Vodafone (VOD) needs a pullback before it can be bought.
Yelp (YELP) has the best revenue growth of almost any company. It is expensive, but it should go higher.
Salesforce.com (CRM) is the ultimate cloud computing firm that is eating into traditional tech. The software as a service company has all encompassing solutions for enterprise clients. The stock has risen 676% since Cramer got behind it in 2008. CRM reported a 2 cent earnings beat with revenues that rose 31% and deferred revenues increasing 34%. CRM is number one in sales and in service. The company has an alliance with Oracle (ORCL) to help the latter expand into the cloud. CEO Marc Benioff expects the upcoming Dreamforce Conference to be the world's largest, with 120,000 people in attendance and many more viewing it online.

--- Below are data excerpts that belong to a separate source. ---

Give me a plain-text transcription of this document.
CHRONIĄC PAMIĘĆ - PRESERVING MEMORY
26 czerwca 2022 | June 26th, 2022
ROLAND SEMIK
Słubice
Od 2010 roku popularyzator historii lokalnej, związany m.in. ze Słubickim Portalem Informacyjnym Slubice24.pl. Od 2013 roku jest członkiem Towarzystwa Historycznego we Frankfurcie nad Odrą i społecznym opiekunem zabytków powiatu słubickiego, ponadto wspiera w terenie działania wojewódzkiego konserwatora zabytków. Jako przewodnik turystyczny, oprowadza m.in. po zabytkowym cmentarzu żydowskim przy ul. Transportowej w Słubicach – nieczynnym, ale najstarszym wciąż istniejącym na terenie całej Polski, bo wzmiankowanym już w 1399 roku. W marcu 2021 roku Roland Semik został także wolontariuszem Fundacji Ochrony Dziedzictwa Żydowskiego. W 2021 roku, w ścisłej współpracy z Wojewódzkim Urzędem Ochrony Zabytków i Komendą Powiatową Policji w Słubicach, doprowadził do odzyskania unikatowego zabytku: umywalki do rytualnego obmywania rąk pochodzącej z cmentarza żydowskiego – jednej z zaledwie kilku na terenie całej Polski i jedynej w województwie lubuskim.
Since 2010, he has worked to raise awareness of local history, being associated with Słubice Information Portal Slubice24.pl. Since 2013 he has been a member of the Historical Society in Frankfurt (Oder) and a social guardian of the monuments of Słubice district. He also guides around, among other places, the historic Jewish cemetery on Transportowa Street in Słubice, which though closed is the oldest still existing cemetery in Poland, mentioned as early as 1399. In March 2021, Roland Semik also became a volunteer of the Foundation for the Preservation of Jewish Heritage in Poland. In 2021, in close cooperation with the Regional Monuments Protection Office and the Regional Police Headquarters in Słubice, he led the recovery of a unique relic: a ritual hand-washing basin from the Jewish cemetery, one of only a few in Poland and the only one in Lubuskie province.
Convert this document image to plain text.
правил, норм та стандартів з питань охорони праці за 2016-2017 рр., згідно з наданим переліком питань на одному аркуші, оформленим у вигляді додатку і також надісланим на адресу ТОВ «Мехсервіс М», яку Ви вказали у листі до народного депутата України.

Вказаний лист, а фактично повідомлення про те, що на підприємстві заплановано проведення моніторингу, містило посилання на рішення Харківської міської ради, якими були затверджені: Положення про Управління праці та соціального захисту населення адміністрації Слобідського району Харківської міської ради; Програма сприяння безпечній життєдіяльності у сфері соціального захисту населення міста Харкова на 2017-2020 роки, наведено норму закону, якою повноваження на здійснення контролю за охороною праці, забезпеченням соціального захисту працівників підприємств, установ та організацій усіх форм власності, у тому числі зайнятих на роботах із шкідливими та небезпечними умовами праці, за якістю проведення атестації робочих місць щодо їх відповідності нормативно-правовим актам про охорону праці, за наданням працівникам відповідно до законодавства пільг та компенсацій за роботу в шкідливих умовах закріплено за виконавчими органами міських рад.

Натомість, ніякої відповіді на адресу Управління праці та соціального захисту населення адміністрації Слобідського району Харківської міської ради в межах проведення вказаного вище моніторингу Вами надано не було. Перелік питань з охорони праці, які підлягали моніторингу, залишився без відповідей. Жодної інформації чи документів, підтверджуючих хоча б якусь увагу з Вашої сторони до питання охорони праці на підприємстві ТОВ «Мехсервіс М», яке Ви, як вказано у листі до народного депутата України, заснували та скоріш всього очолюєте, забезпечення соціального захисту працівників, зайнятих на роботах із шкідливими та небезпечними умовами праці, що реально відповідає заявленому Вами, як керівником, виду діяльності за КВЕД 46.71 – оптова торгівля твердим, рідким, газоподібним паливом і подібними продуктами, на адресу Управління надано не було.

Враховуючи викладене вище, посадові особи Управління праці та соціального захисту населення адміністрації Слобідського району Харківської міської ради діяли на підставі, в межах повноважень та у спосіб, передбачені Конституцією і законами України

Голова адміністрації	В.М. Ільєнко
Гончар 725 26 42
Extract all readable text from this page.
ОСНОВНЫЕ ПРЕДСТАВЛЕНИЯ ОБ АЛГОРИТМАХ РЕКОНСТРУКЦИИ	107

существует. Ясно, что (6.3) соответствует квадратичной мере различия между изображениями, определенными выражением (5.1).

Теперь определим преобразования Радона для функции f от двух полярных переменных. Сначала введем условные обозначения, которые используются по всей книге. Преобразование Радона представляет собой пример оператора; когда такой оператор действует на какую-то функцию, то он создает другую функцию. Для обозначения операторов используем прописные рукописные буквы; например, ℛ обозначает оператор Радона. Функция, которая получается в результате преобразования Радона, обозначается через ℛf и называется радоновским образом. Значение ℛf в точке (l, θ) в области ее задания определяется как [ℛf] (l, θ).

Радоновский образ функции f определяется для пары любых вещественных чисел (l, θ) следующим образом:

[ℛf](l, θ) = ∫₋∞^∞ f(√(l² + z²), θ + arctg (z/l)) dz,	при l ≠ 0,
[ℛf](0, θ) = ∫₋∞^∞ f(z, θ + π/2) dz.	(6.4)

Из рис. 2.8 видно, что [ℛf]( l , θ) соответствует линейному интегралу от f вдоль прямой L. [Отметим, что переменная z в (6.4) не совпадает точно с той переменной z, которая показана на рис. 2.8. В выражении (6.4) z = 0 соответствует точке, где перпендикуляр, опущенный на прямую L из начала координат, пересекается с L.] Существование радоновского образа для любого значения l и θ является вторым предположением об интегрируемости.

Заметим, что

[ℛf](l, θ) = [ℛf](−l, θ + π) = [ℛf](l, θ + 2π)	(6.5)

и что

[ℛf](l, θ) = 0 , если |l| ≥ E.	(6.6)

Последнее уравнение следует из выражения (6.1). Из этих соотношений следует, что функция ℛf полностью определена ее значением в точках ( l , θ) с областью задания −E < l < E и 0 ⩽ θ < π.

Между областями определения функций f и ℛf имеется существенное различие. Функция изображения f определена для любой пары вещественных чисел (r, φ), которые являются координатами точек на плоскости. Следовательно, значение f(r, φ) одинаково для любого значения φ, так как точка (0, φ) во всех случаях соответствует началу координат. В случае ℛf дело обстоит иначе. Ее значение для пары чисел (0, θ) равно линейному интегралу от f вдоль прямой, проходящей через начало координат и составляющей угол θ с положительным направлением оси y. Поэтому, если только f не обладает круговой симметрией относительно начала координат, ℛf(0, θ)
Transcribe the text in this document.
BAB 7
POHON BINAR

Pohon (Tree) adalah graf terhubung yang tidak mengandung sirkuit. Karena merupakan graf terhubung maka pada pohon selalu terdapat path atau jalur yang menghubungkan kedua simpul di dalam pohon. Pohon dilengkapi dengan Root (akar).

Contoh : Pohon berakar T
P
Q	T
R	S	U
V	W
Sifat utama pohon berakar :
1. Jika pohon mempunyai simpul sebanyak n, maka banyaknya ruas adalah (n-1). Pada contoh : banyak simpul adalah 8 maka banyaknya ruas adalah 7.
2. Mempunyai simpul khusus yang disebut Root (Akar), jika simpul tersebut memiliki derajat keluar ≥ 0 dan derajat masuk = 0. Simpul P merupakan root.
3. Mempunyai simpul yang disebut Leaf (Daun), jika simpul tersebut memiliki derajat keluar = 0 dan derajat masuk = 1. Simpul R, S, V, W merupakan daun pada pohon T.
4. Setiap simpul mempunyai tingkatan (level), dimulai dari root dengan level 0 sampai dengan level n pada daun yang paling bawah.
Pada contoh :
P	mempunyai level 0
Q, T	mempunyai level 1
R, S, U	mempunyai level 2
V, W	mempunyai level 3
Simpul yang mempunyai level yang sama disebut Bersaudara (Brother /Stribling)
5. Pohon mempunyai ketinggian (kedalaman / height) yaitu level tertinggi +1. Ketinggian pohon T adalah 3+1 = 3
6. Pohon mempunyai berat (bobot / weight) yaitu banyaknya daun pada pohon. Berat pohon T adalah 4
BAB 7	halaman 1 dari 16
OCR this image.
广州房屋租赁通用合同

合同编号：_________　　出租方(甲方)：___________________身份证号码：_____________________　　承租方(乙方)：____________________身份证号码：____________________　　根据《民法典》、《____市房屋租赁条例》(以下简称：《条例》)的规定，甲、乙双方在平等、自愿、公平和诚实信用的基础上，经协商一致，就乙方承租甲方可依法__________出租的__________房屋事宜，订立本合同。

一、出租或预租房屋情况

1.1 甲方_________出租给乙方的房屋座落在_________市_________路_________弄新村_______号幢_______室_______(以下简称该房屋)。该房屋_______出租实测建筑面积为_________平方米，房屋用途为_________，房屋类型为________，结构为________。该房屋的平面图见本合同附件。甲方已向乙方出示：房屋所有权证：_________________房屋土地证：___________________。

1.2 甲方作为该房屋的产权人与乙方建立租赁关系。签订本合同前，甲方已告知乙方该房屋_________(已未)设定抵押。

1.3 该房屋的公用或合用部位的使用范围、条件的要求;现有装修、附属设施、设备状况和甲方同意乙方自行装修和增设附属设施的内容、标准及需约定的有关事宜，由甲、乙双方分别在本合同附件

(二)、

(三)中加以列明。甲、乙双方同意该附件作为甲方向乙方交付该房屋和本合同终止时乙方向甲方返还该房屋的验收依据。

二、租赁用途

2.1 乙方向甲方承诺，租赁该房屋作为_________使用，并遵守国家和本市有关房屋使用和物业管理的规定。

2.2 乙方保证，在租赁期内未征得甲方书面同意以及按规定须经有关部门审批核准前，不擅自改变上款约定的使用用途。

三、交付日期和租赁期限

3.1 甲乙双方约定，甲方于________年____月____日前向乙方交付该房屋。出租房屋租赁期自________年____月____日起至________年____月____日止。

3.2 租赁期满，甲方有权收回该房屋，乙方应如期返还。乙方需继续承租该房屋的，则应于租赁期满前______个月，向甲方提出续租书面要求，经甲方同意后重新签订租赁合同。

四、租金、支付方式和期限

Wendy's (WEN) and Rite Aid (RAD) have at least 2 things in common; they are both number 3 in their categories and both may be turnaround stories. Wendy's has rallied 62% for the year and RAD has gained 150%, but Cramer thinks both may have further upside. Wendy's has undertaken a massive turnaround, with a 2 tiered menu that appeals to higher end and lower end customers, and has items that appeal to both healthy and to more indulgent eaters. WEN is revamping its stores and has seen a 25% increase in sales from those locations that have received makeovers. It is making more of its stores' franchises and will use the extra cash to expand abroad. The stock trades at a multiple of 28 with a 17% growth rate; it is not cheap, but Cramer would wait for a pullback.
Rite Aid has gone from "zero to hero" in less than a year; it has remodeled stores, cleaned up its balance sheet is focusing more on health and wellness and has improved efficiency in filling prescriptions. The stock has a multiple of 13.2 and an 8% growth rate; Cramer would buy on any decline.